1. There is no good reason NOT to paint the ceiling in a room the same colour as the walls. Typically new homes will have the ceilings painted flat white, but the reason for this has nothing to do with painting. It's because white paint reflects more light than any other colour, so that you benefit more from the natural light coming in through windows more if you reflect it around the room by bouncing it off the ceiling. Basically, having white walls and ceilings would mean you'd turn your artificial lighting on a little later every evening because you'd have more natural light bouncing around the room to see by.
The reason for painting ceilings flat white (or texturing them) has even less to do with painting.
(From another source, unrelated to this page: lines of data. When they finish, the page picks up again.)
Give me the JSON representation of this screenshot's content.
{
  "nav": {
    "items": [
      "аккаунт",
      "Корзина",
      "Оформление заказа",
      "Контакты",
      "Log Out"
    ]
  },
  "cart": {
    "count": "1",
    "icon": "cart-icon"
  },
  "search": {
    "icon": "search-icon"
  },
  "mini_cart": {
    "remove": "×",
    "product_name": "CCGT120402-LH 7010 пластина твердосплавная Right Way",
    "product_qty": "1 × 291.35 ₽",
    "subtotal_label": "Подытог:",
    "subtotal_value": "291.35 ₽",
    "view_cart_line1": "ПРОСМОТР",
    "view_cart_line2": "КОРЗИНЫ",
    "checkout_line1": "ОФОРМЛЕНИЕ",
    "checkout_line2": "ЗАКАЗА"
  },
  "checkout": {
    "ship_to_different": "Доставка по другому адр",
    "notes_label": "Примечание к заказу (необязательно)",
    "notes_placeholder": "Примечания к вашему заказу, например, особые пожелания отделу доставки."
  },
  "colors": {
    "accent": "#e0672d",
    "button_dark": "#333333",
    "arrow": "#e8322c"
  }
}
Ceilings are often illuminated by ceiling mounted light fixtures or by windows that come within a few inches of the ceiling. Illuminating the ceiling at a sharp angle will exagerate any defects in the workmanship of the plastering or drywalling of the ceiling.
(Aside: Our eyes don't actually "see" certain things. For example, you don't actually "see" a wave on otherwise calm water. What you "see" is the way the wave perterbs the reflection of light off the otherwise smooth and flat surface of the water, and our brains understand that the perturbation of the reflected light is caused by a wave.)
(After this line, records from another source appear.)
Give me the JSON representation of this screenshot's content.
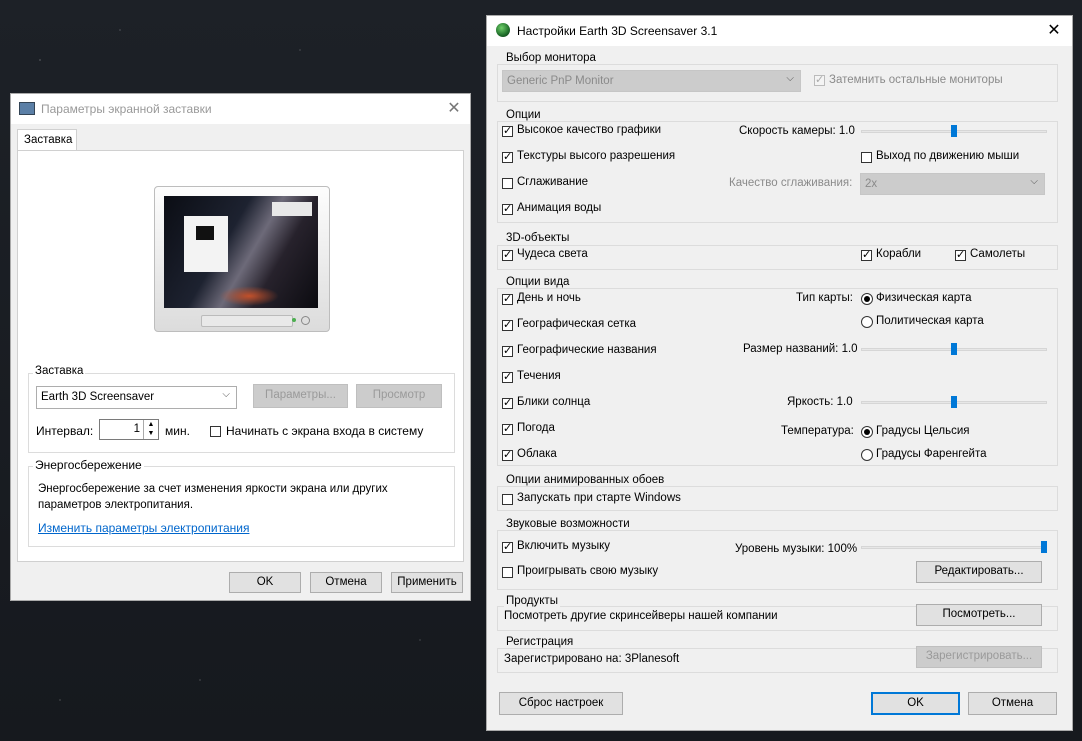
{
  "screensaver_dialog": {
    "title": "Параметры экранной заставки",
    "tab": "Заставка",
    "group_screensaver": "Заставка",
    "selected_screensaver": "Earth 3D Screensaver",
    "settings_button": "Параметры...",
    "preview_button": "Просмотр",
    "interval_label": "Интервал:",
    "interval_value": "1",
    "interval_unit": "мин.",
    "logon_screen_label": "Начинать с экрана входа в систему",
    "power_group": "Энергосбережение",
    "power_text": "Энергосбережение за счет изменения яркости экрана или других параметров электропитания.",
    "power_link": "Изменить параметры электропитания",
    "ok": "OK",
    "cancel": "Отмена",
    "apply": "Применить"
  },
  "earth_dialog": {
    "title": "Настройки Earth 3D Screensaver 3.1",
    "monitor_group": "Выбор монитора",
    "monitor_value": "Generic PnP Monitor",
    "dim_other": "Затемнить остальные мониторы",
    "options_group": "Опции",
    "hq_graphics": "Высокое качество графики",
    "camera_speed": "Скорость камеры: 1.0",
    "hires_textures": "Текстуры высого разрешения",
    "exit_mouse": "Выход по движению мыши",
    "antialiasing": "Сглаживание",
    "aa_quality_label": "Качество сглаживания:",
    "aa_quality_value": "2x",
    "water_anim": "Анимация воды",
    "objects_group": "3D-объекты",
    "wonders": "Чудеса света",
    "ships": "Корабли",
    "planes": "Самолеты",
    "view_group": "Опции вида",
    "day_night": "День и ночь",
    "map_type_label": "Тип карты:",
    "physical_map": "Физическая карта",
    "political_map": "Политическая карта",
    "geo_grid": "Географическая сетка",
    "geo_names": "Географические названия",
    "names_size": "Размер названий: 1.0",
    "currents": "Течения",
    "sun_glare": "Блики солнца",
    "brightness": "Яркость: 1.0",
    "weather": "Погода",
    "temperature_label": "Температура:",
    "celsius": "Градусы Цельсия",
    "clouds": "Облака",
    "fahrenheit": "Градусы Фаренгейта",
    "wallpaper_group": "Опции анимированных обоев",
    "start_windows": "Запускать при старте Windows",
    "sound_group": "Звуковые возможности",
    "enable_music": "Включить музыку",
    "music_level": "Уровень музыки: 100%",
    "play_own": "Проигрывать свою музыку",
    "edit_button": "Редактировать...",
    "products_group": "Продукты",
    "products_text": "Посмотреть другие скринсейверы нашей компании",
    "view_button": "Посмотреть...",
    "reg_group": "Регистрация",
    "reg_text": "Зарегистрировано на: 3Planesoft",
    "register_button": "Зарегистрировать...",
    "reset_button": "Сброс настроек",
    "ok": "OK",
    "cancel": "Отмена"
  },
  "sliders": {
    "camera_speed": 0.5,
    "names_size": 0.5,
    "brightness": 0.5,
    "music_level": 1.0
  },
  "colors": {
    "accent": "#0078d7",
    "link": "#0066cc"
  }
}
If you paint ceilings with a high gloss paint, then you will have a smooth reflecting surface that will make any perturbation of the light reflected off the ceiling easy to "see". By using a flat paint (or better yet, a texture), then you scatter the light reflected off the ceiling in every different direction (just as a glitch in the ceiling drywall or plaster would), and that helps camoflage any glitches in the ceiling drywall or plaster workmanship. So, new houses come with flat painted or textured ceilings to minimize the number of homeowner complaints the builder has to deal with.
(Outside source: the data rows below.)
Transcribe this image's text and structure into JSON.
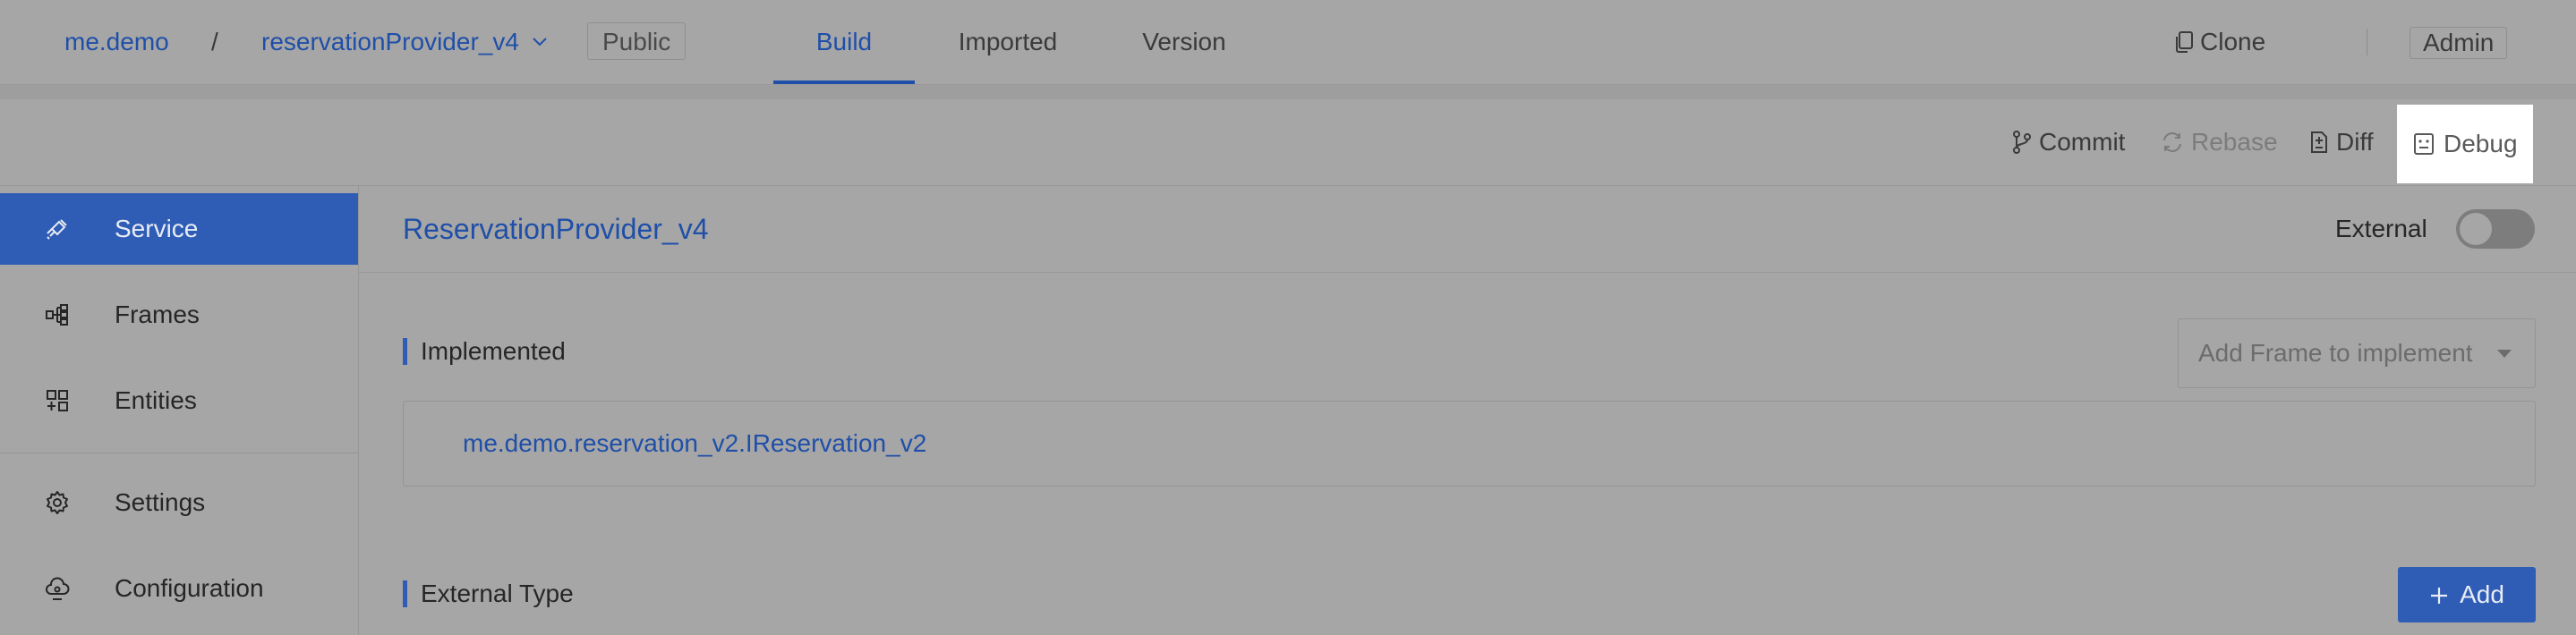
{
  "header": {
    "org": "me.demo",
    "separator": "/",
    "project": "reservationProvider_v4",
    "visibility": "Public",
    "tabs": [
      {
        "label": "Build",
        "active": true
      },
      {
        "label": "Imported",
        "active": false
      },
      {
        "label": "Version",
        "active": false
      }
    ],
    "clone_label": "Clone",
    "user_label": "Admin"
  },
  "toolbar": {
    "commit_label": "Commit",
    "rebase_label": "Rebase",
    "diff_label": "Diff",
    "debug_label": "Debug"
  },
  "sidebar": {
    "items": [
      {
        "label": "Service",
        "icon": "plug-icon",
        "active": true
      },
      {
        "label": "Frames",
        "icon": "frames-icon",
        "active": false
      },
      {
        "label": "Entities",
        "icon": "entities-icon",
        "active": false
      },
      {
        "label": "Settings",
        "icon": "gear-icon",
        "active": false
      },
      {
        "label": "Configuration",
        "icon": "cloud-config-icon",
        "active": false
      }
    ]
  },
  "main": {
    "service_name": "ReservationProvider_v4",
    "external_label": "External",
    "external_enabled": false,
    "implemented_title": "Implemented",
    "add_frame_placeholder": "Add Frame to implement",
    "implemented_items": [
      "me.demo.reservation_v2.IReservation_v2"
    ],
    "external_type_title": "External Type",
    "add_label": "Add"
  },
  "colors": {
    "accent": "#2f5db6",
    "link": "#1f4fa8",
    "overlay_bg": "#a6a6a6"
  }
}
You can just about nail a dead animal to a ceiling, and texture over it with a thick enough texture not to leave a noticable "bump". But, that textured ceiling is gonna be harder to clean, harder to paint and harder to repair (cuz of the requirement to match the texture). If it wuz up to me, I would ban the texturing of walls and ceilings cuz most of the time it's done to hide possible poor workmanship of plasterers or drywallers, but it just makes looking after those walls and ceilings a hassle for the homeowners.
2. I would paint the top surfaces of all of the shelves with an oil based paint. I recommend Benjamin Moore "Melamine" in the 303-90 tint base. This is a urethane fortified paint, which means that the binder is a mixture of alkyd and polyurethane resins that will dry to a harder film than an ordinary alkyd paint will. You need a hard film to provide good service on all working surfaces, like shelves, mantles, floors, window sills, etc. If you just paint a kitchen shelf, say, with a soft coating like a latex paint, then dust that settles on that paint will be ground into it when you slide something heavy and hard over that paint (like a stack of porcelain dishes or a large stainless steel pot). The result will be that the soft coating will soon become embedded with dirt, making the surface look dirty. The harder the coating, the less easily it will be damaged and the longer it will stay looking new.
I'd probably paint the doors and door frames with the BM 303-90 too. Doors and door frames get all marked up by finger prints and dirty hands on people who turn light switches on and off with a "tennis" swing.
3. If you end up painting any furniture black to match your daughter's bed, DON'T use a black latex paint. Latex paints are soft and they will rub off on your mint green walls leaving black marks on them. Use the Benjamin Moore Melamine in the 303 "Black" tint base. This will give you a hard black paint that won't rub off on a softer latex wall paint.
Large bedroom, very high ceilings, very low light. Should I paint with a light color and the ceiling the same or a shade lighter or darker
Welcome to the site, in future it is always better to start a new thread from the forum page.
I think it's a matter of personal taste for the ceiling, if you go the same colour you don't have a problem cutting in a different colour.